MECHANICSVILLE, Va. –
Warrant Officer Candidates assigned to Class 18-001 of the Virginia National Guard’s Warrant Officer Candidate School, taught at the 183rd Regiment, Regional Training Institute at Fort Pickett, linked up with a crew from Hanover Habitat for Humanity, Feb. 24, 2018, to complete a community project in Mechanicsville, Virginia.
Each WOCS class must plan and execute a community project to graduate to the final phase of their training. Class 18-001, after months of coordination, arrived on the Hanover Habitat for Humanity jobsite and helped Joanna Gerbino, a construction associate with Hanover Habitat for Humanity, and her crew get some work done on a local Habitat home.
“Having Hanover Habitat for Humanity chosen for the Warrant Officer Candidate School project means the world to me,” said Gerbino. “We see the National Guard come out in times of crisis, it’s great to see them make a choice to come engage with us in a time of such great joy for our family we are building for.”
The workday started promptly at 8:30 a.m. with a safety briefing and then the candidates got to work. When they arrived, the roof of the house was only about half-installed and by lunchtime, the roof was completed and another team of volunteers started roof sheeting and tarpaper.
“We are so lucky to have been chosen by the candidates for their service work. They have been on top of the entire planning process, and continually preparing themselves for this day,” said Amanda Gunter, Director of Community Engagement.
“And now, we see their organization and dedication play out right in front of us. They have been willing and able to do any task set before them, and with a smile.
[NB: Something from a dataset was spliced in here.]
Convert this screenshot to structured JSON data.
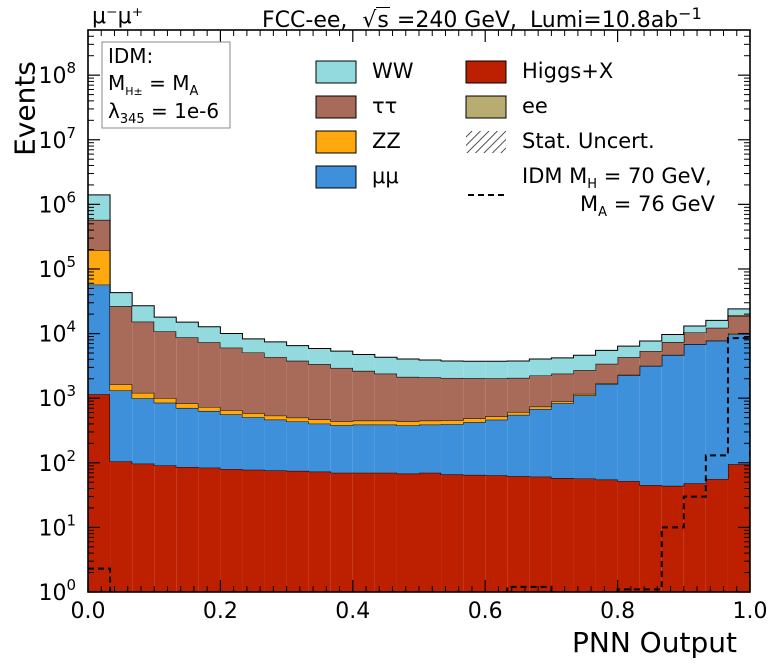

They have accomplished a lot in one day, but most importantly they were able to put the roof sheeting and tar paper that keeps the house dry when rain comes,” added Gunter.
WOC Shawn Snyder served as the project officer and was the motivation behind Class 18-001 choosing Habitat for Humanity as their community outreach project.
“We wanted to do something unique and outside of the box of traditional Warrant Officer Candidate School options,” explained Snyder. “We decided [on] partnering with Hanover Habitat for Humanity for the class project because we thought it would be a way for us to make the biggest community impact in the time we had to execute our project,” added Snyder.
The WOCs worked until 3:30 p.m. on a variety of tasks from cutting wood, caulking seams in exterior walls, miscellaneous exterior finishing and installing hurricane ties.
“We knew it was a good project, but we also knew they were trying to build a house and I was concerned how much we would actually be able to accomplish with the time we allotted for our project,” said Snyder.
“I was extremely surprised, just how much we all accomplished with eight WOCs, the Habitat staff, other volunteers, the homeowner and even the future homeowner for the next house,” added Snyder.
“I think we align in our job focus, all of us do a job because we love humanity, and we want to see this world become a better and safer place,” said Gerbino. “The Virginia National Guard does this through protecting us at home and abroad when called upon and Hanover Habitat for Humanity does this by helping families in our community building strength, stability and self-reliance through the homes we build,” concluded Gerbino.
The WOCs will be entering their third and final phase of training before earning their bars later this year. Phase III will test candidates’ ability to lead a team or squad through a tactical exercise, requiring them to implement all of their battle drill studies and warrior tasks.